Problem
Currently HIVE doesn't support subqueries in SELECT statement e.g. following query will not run on HIVE
SELECT customer.customer_num, (SELECT SUM(ship_charge) FROM orders WHERE customer.customer_num = orders.customer_num ) AS total_ship_chg FROM customer
Recently a lot of work has been done to extend support for subqueries(HIVE-15456). But this work primarily targeted to extend subquery support in WHERE and HAVING clause. We plan to continue the work done in HIVE-15456 to support subqueries in SELECT list.
Assumptions
We plan to limit the scope with following assumption/limitations
Subqueries could only be top level expressions in select i.e. subqueries in complex expressions, aggregates, UDFs etc will not be supported for now. e.g. following queries will not run on HIVE
-- subquery in non-simple expression SELECT 1 + (SELECT SUM(ship_charge) FROM orders), customer.customer_num FROM customer -- subquery in CASE SELECT CASE WHEN (select count(*) from store_sales where ss_quantity between 1 and 20) > 409437 THEN (select avg(ss_ext_list_price) from store_sales where ss_quantity between 1 and 20) ELSE (select avg(ss_net_paid_inc_tax) from store_sales where ss_quantity between 1 and 20) end bucket1 FROM reason WHERE r_reason_sk = 1
Scalar subquery can only return at most one row. HIVE will check for this case at runtime and throw an error if not satisfied. e.g. following query is invalid
SELECT customer.customer_num, (SELECT ship_charge FROM orders WHERE customer.customer_num = orders.customer_num ) AS total_ship_chg FROM customer
Scalar subquery can only have one column. HIVE will check for this case during compilation and throw an error. e.g following query is invalid
SELECT customer.customer_num, (SELECT ship_charge, customer_num FROM orders LIMIT 1 ) AS total_ship_chg FROM customer
Design
Given the assumptions above following kind of subqueries could be used in select
Scalar subqueries e.g.
SELECT customer.customer_num, (SELECT SUM(ship_charge) FROM orders WHERE customer.customer_num = orders.customer_num ) AS total_ship_chg FROM customer
IN subqueries
SELECT p_size IN ( SELECT MAX(p_size) FROM part) FROM part
EXISTS subqueries
SELECT EXISTS(SELECT p_size FROM part) FROM part
All of the above queries could be correlated or uncorrelated.

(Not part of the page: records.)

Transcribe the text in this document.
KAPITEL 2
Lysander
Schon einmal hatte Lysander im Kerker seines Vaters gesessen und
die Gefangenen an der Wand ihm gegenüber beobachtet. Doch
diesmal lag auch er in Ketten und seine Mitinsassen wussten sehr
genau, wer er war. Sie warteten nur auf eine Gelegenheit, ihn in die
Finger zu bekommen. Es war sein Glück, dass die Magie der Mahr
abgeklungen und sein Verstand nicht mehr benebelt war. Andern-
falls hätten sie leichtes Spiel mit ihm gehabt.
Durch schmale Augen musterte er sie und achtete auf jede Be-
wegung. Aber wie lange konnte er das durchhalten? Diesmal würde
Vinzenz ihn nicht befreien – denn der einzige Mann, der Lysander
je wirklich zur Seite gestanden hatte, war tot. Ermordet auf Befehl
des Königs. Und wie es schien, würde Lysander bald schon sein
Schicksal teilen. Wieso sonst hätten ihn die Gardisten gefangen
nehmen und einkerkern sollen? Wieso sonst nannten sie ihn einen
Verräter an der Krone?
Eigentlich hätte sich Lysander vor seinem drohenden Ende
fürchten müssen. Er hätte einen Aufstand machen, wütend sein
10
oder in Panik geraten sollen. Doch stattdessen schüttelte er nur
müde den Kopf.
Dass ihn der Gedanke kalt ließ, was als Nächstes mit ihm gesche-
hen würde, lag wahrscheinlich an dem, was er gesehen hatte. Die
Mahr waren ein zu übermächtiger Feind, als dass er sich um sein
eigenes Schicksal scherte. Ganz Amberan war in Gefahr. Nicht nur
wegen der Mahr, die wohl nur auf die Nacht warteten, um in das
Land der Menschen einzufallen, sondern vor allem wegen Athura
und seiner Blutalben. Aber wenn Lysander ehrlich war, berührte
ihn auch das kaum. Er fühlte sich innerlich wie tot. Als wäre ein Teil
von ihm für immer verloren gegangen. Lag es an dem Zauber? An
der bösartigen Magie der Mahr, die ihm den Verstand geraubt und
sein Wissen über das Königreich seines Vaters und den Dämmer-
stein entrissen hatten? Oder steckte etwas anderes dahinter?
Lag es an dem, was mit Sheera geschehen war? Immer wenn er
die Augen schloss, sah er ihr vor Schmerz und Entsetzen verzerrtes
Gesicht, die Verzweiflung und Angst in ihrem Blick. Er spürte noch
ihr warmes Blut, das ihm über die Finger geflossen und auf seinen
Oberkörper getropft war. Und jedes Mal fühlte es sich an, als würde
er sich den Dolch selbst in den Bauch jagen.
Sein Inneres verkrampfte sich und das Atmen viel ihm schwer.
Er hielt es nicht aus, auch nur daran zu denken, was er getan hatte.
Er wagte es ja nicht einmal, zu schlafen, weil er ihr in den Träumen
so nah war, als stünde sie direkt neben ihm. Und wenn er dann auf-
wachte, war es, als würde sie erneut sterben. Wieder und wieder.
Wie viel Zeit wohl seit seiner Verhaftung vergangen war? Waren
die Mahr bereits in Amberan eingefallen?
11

Design for this will be similar to the work done in HIVE-15456
- genLogicalPlan will go over select list to do the following:
- If subquery is not top level expression throw an error
- Otherwise, generate appropriate plan by using RexSubquery to represent subquery
- HiveSubqueryRemoveRule will then be applied to remove the RexSubquery node and rewrite the query into join.
- HiveRelDecorrelator::decorrelateQuery will then be used to decorrelate correlated queries.